À Bordeaux, le cœur du réseau de transport en commun, ce sont nos quatre lignes de tramway (ligne A, B, C et D) inaugurées entre 2003-2004 pour les premières et 2020 pour la dernière, avec de nombreuses extensions entre ces deux dates. C’est sans compter sur celles qui sont envisagées pour l’après 2020. Mais depuis quelques années, le bilan du développement du tramway à Bordeaux est discuté. D’un côté, il a été l’occasion d’une transformation spectaculaire de l’espace public bordelais, redonnant à la ville ses lettres de noblesse, le tout entériné par le classement de la ville centre et du Port de la Lune à l’UNESCO en 2007. De l’autre, le tramway, « victime de son succès » ou de son sous-dimensionnement subit des pannes de plus en plus fréquentes, une détérioration accélérée de ses infrastructures et de la vitesse commerciale et n’a pas suffi à résoudre les problèmes des mobilités dans l’agglomération. À tel point que le président de la Métropole parle aujourd’hui d’un échec collectif. Depuis l’inauguration des premières lignes il y a presque 20 ans, l’imaginaire collectif bordelais reste pourtant persuadé que le tramway est un horizon indépassable en matière de transport en commun et qu’on ne peut pas faire mieux pour Bordeaux dans les prochaines décennies. Peut-être est-ce parce que notre ville manque d’éléments de comparaison. Bordeaux est une des seules agglomérations du Sud-Ouest à disposer d’un réseau de transport en commun autre que le bus. Mais une autre ville, située à 250 km plus au sud a fait un tout autre choix en matière de transport. Il s’agit de Toulouse, doté depuis bientôt 30 ans de deux lignes de métro automatique de type VAL. La première ligne, la Ligne A, a été inaugurée le 26 juin 1993 et la seconde, la ligne B, le 30 juin 2007. Les Bordelais ayant déjà voyagé ou vécu à Toulouse après avoir connu Bordeaux et son tramway ont pu apprécier la différence de taille en termes de rapidité et d’efficacité.

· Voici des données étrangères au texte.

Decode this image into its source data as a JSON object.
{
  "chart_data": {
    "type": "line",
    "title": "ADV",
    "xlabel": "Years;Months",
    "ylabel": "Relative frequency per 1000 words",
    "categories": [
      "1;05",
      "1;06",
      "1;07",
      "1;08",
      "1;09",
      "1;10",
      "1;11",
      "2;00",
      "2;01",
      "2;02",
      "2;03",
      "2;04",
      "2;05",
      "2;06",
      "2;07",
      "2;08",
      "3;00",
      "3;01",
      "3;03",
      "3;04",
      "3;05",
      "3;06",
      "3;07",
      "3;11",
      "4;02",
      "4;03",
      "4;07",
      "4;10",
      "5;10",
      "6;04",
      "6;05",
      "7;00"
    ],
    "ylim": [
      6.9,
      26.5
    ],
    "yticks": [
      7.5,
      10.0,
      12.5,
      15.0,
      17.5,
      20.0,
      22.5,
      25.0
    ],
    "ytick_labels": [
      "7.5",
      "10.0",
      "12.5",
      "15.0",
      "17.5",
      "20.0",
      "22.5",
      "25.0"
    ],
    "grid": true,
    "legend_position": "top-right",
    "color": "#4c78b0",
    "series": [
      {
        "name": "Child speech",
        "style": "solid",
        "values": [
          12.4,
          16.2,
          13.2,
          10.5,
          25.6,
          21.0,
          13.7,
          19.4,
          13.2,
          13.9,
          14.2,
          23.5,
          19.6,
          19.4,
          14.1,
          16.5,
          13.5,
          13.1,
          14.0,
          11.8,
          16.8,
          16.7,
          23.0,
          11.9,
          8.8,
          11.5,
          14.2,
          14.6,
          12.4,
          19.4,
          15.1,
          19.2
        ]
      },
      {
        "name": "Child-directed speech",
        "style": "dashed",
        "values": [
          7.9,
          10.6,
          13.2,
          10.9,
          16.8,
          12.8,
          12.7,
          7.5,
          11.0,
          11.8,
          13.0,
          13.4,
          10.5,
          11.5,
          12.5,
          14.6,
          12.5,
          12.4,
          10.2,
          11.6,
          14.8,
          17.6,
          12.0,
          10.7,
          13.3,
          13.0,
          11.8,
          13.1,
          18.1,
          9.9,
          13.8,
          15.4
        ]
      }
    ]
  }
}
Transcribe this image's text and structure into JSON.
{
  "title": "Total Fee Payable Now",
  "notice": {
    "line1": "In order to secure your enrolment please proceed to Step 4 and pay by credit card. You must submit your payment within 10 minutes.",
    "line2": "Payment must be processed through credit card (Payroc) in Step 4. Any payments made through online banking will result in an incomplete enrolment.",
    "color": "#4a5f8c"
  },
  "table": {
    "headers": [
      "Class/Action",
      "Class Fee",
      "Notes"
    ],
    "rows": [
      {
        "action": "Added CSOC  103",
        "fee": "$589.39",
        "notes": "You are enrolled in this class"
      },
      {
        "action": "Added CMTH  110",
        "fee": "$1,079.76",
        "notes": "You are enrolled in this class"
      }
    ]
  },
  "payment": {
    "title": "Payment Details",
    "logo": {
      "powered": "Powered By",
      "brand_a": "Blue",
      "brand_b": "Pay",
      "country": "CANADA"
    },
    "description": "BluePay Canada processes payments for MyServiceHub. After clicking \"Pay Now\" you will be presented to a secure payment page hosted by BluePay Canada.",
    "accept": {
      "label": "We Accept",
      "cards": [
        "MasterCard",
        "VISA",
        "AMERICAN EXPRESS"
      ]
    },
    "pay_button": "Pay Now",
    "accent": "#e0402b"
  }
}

Deux lignes traversant une ville plus vaste que Paris

Toulouse a la particularité d’être une commune très vaste. Quand la superficie de Bordeaux n’atteint même pas 50km2, celle de Toulouse dépasse les 110km2. Cela n’a pas empêché la métropole d’imaginer un réseau de métro en croix traversant la ville.

La ligne A suit un axe nord-est / sud-ouest et relie la station Balma-Gramont, sur la commune de Balma, à celle de Basso-Cambo, dans Toulouse. La ligne B traverse la ville du nord au sud et relie la station Borderouge, dans le nord de Toulouse, à Ramonville, au sud-est.


Une esthétique soignée

Dans l’imaginaire collectif Bordelais, le métro serait « peu accueillant » car sous terre, loin de la lumière du jour. L’endroit serait propice aux agressions et à une certaine forme d’inconfort. Cet argumentaire se fonde souvent sur un unique exemple, le métro de Paris, pourtant bien plus ancien que celui de Toulouse. Pour les métros les plus récents, comme celui de Toulouse, de Rennes ou de Lille, une attention particulière est accordée à l’esthétique des stations et à leur intégration. Chaque station dispose d’une œuvre d’art unique, donnant à chacune d’elle, une ambiance particulière.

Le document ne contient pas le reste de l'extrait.